Ahora el rostro severo y barbudo del dios los contemplaba desde arriba, tal vez envidioso del festín que se estaban dando a su alrededor todos aquellos soldados. No obstante, para contentarlo, lo tenían rodeado de velas encendidas, pasteles de ofrenda e incluso una enorme jarra con veinte litros de hidromiel, que según la tradición era su bebida favorita.

– Es un Xóanos -comentó Derguín. Sus amigos, que llevaban un rato comentando el clima de la región y tratando de incluirlo a él en la conversación, se quedaron callados.

– ¿Un Xóanos? -preguntó Kybes al cabo de unos segundos-. Disculpa mi incultura, tah Derguín. ¿Eso qué es?

– Una estatua de una era anterior. De antes del año Cero.

– ¿Tiene más de mil años? ¿Una talla de madera? ¿No crees que debería estar podrida?

– Si se trata bien, la madera puede durar mucho tiempo -dijo Baoyim.

– ¿Cómo lo sabes? Ignoraba que fueras ebanista.

– Y no lo soy. Pero he trabajado para varias escultoras y algo entiendo de materiales.

– ¿Que has trabajado para escultoras? ¿Qué hacías, les sujetabas los cinceles, les barrías el taller?

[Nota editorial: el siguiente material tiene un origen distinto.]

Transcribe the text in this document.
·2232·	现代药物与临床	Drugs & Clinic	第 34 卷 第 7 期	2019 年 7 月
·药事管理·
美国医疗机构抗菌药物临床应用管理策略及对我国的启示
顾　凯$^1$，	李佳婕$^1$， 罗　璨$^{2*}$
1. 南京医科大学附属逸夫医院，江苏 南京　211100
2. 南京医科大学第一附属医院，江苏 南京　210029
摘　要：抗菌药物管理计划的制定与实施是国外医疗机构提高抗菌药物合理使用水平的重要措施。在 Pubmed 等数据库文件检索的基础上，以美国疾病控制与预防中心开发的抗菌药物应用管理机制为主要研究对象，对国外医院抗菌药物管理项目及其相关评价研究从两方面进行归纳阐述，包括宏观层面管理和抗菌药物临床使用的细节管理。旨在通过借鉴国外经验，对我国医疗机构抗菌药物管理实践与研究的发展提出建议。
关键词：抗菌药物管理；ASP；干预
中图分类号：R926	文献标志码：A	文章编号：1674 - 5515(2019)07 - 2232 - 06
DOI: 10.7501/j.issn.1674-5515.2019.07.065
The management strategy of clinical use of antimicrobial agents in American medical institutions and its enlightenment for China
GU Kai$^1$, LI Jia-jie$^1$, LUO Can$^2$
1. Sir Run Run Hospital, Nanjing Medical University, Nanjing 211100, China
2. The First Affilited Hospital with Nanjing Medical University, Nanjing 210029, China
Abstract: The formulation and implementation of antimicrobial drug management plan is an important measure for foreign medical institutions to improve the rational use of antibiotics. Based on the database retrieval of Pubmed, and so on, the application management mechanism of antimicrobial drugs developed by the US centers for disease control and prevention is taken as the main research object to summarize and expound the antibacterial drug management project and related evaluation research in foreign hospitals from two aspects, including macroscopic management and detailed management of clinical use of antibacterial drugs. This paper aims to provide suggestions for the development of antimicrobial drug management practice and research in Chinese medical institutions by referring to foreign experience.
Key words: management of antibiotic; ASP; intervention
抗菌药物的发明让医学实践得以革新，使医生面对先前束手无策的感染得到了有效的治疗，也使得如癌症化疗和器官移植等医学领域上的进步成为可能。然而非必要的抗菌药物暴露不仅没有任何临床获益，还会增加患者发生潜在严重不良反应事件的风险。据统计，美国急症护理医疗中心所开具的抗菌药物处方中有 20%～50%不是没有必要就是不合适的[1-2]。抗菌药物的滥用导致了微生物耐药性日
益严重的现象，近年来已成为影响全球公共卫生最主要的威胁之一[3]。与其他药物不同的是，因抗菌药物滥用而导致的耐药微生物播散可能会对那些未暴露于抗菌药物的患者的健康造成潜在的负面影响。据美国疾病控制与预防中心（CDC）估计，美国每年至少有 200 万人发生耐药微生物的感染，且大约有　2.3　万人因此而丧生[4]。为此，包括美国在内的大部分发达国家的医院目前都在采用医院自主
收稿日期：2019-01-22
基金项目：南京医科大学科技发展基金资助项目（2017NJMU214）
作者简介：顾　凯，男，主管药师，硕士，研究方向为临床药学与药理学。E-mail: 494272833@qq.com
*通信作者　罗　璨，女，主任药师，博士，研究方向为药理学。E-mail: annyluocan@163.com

– Posaba -dijo Baoyim, agachando la mirada y ruborizándose un poco.

– Te has puesto colorada. No me digas que posabas… ¿desnuda?

– Bueno, yo… A veces.

– ¡Guau! No me lo imaginaba de la severa capitana Baoyim -dijo Kybes, chupándose la salsa del último caracol de los dedos de la mano izquierda. La que él, en la peculiar visión del mundo que le había imbuido la magia de Kalitres, consideraba su diestra.

– En Atagaira se considera un honor que una artista te elija como modelo. -La respuesta de Baoyim contestaba implícitamente a una crítica, puesto que en Ritión y otros reinos tan sólo las cortesanas se desnudaban para pintores y escultores. En cualquier caso, la Atagaira decidió desviar de su persona el foco de la conversación-. ¿Cómo sabes que esa estatua es tan antigua, tah Derguín?

– El estilo. Todos esos Xóanos tienen un aire similar. Sonrisa enigmática, ojos algo rasgados, la pierna derecha ligeramente adelantada, el torso recto. – Derguín contuvo un estremecimiento, pero sólo a medias-. No sé, tienen algo que me da escalofríos.

– Pues no se parece en nada al demonio de metal que destruiste en la Torre de la Sangre -dijo Kybes, girándose y acodándose en la silla para estudiar mejor la estatua.

– No, pero ya no me sorprendería que cualquier objeto inanimado volviera a la vida. -Derguín recordó las últimas palabras del Rey Gris y, con la mirada perdida, repitió-: Los dioses vendrán…

– Con todo respeto, tah Derguín, ¿no estás un poco obsesionado con los dioses? Hemos vencido cuando todo parecía perdido, tú destruiste a uno de los tres demonios y también hemos evitado que despertara el tercero.

– ¿Adónde quieres ir a parar, Kybes?

– A que hemos salvado al mundo de un mal horrible, de una crueldad y una devastación como no se habían conocido jamás en la historia de Tramórea. Deberíamos disfrutar un poco de las mieles del triunfo. Los dioses oscuros han sido derrotados, tah Derguín. Los dioses tradicionales -añadió, señalando a la estatua- están de nuestra parte. Creo que las cosas van a mejorar. ¡Y brindo por ello! -añadió, levantando su jarra.

Derguín miró con tristeza a sus dos amigos. ¿Cómo explicarles que no podían confiar en los dioses tradicionales?

Él mismo no sabía qué pensar. «Somos los que esperan a los dioses», insistía Linar, y Mikha le seguía la corriente. Pero a Derguín le costaba trabajo creer que las divinidades a las que se rendía culto en toda Tramórea fueran tan malignas como el siniestro Tubilok y sus demonios. ¿Qué papel desempeñaba, por ejemplo, Tarimán, el herrero que había forjado la espada con la que fue derrotado Tubilok?